Andrea Schmidt7. Oktober 2014

Als einfacher Bürger will Kenias Präsident Uhuru Kenyatta heute vor den Internationalen Strafgerichtshof treten. Der Prozess dürfte eingestellt werden. Doch der Gerichtshof muss gestärkt werden, fordert Andrea Schmidt.

Uhuru Kenyatta Präsident Kenia Rede Parlament Nairobi
Bild: Getty Images/AFP/S. Maina

Der historische Prozess gegen den ersten amtierenden Staatschef vor dem Internationalen Strafgerichtshof (IStGH) in Den Haag ist quasi gescheitert, bevor er offiziell begonnen hat. Chefanklägerin Fatou Bensouda forderte bereits vor Wochen, den Prozess gegen den kenianischen Präsidenten Uhuru Kenyatta aus Mangel an Beweisen auf unbestimmte Zeit zu verschieben.

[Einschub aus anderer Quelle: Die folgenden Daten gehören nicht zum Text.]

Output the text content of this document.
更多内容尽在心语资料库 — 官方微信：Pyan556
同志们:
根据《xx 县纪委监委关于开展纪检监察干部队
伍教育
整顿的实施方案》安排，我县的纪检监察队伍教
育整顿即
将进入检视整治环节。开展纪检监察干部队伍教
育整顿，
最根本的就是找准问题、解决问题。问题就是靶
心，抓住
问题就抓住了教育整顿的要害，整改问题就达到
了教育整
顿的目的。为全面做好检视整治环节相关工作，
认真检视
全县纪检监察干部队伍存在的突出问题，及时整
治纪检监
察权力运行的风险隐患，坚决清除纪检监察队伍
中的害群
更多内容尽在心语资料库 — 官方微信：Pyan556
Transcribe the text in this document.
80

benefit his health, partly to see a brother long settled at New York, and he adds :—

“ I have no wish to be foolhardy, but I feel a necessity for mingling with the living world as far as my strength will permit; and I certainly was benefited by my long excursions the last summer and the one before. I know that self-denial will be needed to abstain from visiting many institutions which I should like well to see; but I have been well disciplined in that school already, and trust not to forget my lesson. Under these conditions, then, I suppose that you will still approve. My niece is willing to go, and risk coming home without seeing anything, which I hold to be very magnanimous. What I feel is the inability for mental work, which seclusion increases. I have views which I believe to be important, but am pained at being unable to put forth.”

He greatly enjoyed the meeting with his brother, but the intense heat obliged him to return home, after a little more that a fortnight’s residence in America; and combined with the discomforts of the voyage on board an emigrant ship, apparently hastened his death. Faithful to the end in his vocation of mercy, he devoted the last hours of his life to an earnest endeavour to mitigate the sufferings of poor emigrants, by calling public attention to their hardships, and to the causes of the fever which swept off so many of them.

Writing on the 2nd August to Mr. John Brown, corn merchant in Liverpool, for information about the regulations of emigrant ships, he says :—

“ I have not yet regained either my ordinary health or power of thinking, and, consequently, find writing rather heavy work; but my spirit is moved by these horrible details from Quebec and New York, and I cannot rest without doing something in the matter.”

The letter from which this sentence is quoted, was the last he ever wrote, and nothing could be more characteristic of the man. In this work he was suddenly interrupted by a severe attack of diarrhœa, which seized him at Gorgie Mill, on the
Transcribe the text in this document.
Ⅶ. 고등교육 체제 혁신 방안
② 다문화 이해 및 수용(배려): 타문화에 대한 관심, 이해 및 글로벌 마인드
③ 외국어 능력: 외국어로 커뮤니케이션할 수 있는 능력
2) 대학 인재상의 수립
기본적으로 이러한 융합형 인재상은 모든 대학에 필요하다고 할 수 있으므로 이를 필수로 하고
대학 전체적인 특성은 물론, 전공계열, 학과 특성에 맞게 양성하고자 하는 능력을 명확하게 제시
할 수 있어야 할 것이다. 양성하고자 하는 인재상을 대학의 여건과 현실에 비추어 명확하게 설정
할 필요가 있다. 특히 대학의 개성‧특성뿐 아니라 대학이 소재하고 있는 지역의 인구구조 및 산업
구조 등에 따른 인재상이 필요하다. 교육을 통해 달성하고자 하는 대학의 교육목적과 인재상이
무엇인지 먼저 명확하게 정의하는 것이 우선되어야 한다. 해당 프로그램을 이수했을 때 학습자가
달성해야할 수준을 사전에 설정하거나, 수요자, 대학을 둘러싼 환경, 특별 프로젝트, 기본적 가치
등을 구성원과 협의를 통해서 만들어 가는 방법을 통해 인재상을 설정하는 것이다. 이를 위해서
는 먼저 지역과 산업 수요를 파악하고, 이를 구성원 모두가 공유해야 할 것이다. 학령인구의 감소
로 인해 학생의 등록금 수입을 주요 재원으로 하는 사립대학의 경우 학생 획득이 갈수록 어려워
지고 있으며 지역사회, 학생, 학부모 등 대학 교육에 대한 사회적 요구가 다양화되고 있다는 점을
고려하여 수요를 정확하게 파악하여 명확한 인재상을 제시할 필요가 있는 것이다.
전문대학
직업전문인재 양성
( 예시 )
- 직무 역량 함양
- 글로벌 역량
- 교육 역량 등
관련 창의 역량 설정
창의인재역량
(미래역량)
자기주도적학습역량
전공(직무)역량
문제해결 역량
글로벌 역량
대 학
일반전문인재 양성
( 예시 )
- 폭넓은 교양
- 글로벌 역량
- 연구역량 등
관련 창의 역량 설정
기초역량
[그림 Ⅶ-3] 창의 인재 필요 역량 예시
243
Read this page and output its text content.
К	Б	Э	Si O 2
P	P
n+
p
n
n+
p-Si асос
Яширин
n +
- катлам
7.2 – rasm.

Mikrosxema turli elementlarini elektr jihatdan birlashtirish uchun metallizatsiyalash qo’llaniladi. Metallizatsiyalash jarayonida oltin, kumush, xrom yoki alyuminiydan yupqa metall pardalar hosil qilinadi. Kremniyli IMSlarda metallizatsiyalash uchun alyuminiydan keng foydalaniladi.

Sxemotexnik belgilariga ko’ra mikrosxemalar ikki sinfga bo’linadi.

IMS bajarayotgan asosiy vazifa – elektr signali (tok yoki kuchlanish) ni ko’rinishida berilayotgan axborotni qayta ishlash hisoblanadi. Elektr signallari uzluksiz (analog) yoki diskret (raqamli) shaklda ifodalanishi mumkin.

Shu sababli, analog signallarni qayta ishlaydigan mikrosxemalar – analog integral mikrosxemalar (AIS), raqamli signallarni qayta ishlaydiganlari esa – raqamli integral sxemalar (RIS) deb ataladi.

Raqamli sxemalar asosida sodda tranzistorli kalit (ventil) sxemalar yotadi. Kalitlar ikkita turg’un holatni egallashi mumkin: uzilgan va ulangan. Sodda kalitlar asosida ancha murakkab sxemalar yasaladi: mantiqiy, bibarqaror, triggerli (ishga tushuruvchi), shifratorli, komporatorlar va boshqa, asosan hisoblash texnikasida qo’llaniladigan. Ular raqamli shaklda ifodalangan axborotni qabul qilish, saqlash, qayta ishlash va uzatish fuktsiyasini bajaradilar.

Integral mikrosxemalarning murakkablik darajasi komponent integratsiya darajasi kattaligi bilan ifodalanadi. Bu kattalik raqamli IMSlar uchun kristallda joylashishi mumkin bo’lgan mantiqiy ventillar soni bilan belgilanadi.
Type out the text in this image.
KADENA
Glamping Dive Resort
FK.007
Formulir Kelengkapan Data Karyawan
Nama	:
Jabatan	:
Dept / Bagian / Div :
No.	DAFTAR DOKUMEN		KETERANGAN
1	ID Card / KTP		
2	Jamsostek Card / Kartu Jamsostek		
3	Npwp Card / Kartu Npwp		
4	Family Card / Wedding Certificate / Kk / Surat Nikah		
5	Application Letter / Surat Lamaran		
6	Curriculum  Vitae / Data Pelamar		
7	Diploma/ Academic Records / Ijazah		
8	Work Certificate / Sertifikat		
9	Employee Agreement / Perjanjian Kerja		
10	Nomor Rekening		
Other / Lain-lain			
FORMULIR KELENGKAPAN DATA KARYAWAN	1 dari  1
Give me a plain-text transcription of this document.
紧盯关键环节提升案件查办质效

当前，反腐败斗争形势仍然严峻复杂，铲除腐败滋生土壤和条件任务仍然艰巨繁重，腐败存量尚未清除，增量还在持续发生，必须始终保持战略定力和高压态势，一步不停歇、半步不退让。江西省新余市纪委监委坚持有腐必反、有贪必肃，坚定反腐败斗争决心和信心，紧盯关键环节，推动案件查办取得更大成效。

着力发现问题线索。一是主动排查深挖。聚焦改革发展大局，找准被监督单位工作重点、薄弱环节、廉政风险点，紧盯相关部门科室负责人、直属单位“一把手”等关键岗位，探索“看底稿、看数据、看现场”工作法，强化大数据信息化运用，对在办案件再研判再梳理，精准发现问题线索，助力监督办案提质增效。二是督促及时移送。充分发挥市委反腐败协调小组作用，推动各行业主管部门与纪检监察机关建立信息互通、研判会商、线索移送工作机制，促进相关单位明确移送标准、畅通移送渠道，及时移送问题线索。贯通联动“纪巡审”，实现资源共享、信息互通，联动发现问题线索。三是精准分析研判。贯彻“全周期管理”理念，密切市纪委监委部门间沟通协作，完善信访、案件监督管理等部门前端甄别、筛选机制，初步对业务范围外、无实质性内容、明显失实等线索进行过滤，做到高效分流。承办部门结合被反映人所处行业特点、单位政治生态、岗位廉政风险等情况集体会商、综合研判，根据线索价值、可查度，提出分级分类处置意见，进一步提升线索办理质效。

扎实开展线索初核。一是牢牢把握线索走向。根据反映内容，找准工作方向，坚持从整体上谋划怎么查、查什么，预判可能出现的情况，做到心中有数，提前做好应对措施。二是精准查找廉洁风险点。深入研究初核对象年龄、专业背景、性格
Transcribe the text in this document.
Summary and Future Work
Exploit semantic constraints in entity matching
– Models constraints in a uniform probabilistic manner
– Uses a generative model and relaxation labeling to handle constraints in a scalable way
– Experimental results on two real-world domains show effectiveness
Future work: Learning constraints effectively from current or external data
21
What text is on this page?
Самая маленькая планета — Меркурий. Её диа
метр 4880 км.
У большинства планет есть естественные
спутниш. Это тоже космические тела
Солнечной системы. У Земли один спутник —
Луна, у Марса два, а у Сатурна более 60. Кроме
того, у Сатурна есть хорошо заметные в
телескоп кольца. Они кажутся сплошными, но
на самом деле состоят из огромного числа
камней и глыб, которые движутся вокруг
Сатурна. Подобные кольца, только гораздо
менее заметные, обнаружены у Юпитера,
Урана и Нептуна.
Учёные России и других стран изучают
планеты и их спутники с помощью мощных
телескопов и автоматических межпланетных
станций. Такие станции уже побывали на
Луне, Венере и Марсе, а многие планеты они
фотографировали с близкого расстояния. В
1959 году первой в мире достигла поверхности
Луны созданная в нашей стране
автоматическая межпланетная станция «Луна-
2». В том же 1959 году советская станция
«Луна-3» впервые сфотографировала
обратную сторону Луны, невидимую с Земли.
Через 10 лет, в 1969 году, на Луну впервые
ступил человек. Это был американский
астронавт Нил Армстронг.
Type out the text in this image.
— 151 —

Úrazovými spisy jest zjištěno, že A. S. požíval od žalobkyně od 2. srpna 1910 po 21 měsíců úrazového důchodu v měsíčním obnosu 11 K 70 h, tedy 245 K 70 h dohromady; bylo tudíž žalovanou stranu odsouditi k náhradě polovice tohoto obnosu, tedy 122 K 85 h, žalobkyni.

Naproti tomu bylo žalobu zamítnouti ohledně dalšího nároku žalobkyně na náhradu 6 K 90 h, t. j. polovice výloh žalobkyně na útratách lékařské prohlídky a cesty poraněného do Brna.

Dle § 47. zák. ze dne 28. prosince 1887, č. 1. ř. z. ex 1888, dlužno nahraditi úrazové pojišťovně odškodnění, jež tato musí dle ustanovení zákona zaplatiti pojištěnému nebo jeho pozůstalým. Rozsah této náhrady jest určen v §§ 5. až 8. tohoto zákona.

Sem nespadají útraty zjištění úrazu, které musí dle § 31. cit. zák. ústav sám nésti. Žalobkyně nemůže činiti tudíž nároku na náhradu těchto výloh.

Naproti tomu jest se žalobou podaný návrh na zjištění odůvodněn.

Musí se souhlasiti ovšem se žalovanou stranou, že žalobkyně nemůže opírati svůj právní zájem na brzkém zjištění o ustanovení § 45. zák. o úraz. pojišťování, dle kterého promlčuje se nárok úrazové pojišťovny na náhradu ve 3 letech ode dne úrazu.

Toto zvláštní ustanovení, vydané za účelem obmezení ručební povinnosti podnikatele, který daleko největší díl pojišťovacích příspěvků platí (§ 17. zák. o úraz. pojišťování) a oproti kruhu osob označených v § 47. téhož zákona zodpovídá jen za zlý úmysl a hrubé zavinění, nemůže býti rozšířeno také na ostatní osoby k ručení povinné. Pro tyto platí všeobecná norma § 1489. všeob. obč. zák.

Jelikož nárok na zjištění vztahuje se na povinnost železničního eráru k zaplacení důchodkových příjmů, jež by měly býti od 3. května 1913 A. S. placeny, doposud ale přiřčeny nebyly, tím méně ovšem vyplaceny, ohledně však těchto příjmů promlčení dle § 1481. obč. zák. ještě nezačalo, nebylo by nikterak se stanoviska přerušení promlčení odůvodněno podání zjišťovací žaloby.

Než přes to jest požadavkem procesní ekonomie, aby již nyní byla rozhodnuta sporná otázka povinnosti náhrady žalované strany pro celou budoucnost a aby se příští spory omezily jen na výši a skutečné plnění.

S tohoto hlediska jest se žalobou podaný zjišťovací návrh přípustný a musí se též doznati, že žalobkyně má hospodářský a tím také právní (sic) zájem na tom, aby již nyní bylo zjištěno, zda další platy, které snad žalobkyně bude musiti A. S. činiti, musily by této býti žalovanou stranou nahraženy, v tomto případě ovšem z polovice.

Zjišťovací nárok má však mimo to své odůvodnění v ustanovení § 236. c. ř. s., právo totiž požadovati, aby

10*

Die Statuskonferenz, ein Treffen der Prozessparteien an dem der kenianische Präsident Uhuru Kenyatta heute (8.10) persönlich teilnehmen muss, erscheint ein letzter Versuch des Gerichthofs, in diesem Fall Stärke zu zeigen.

Das Verfahren stand von Anfang an unter keinem guten Stern. Bereits bei der Prüfung zur Aufnahme des Verfahrens waren sich die Richter uneinig. So stimmte der kürzlich verstorbene deutsche Richter Hans-Peter Kaul gegen ein Verfahren in Den Haag, weil seiner Meinung nach die Verbrechen vor einem kenianischem Gericht abzuurteilen seien. Die mühseligen Recherchen von Bensoudas Vorgänger Moreno Ocampo in Kenia nach den Unruhen 2008 mit über 1000 Toten und Hunderttausenden Vertriebenen wurden massiv behindert. Mit der Zeit sprangen immer mehr Zeugen ab, waren plötzlich nicht mehr glaubwürdig oder verschwanden spurlos. Wichtige Dokumente wurden nicht oder nur bruchstückhaft herausgegeben.

Und nun will der Präsident nicht mit seiner Amtswürde - die er seit Jahren nutzt, um internationale Lobbyarbeit gegen den IStGH zu machen - vor Gericht stehen. Sein Amt hat er für die Zeit der Reise nach Den Haag demonstrativ an seinen Stellvertreter übergeben. Mit seinem Erscheinen will Kenyatta offenbar nur verhindern, dass ein internationaler Haftbefehl gegen ihn ausgestellt werden könnte.

Andrea Schmidt leitet die Kisuaheli-Redaktion der Deutschen WelleBild: DW

Im Laufe des vergangenen Jahres war der Prozessbeginn bereits mehrfach verschoben worden. Die Anklage lautet indirekte Mittäterschaft an Mord, Vertreibung und Verfolgung durch finanzielle Unterstützung der Täter. Forderungen der Chefanklägerin Bensouda seine finanziellen Transaktionen offen zu legen, lehnte Kenyatta ab, obwohl er zuvor immer beteuert hatte, mit dem Strafgerichtshof zu kooperieren.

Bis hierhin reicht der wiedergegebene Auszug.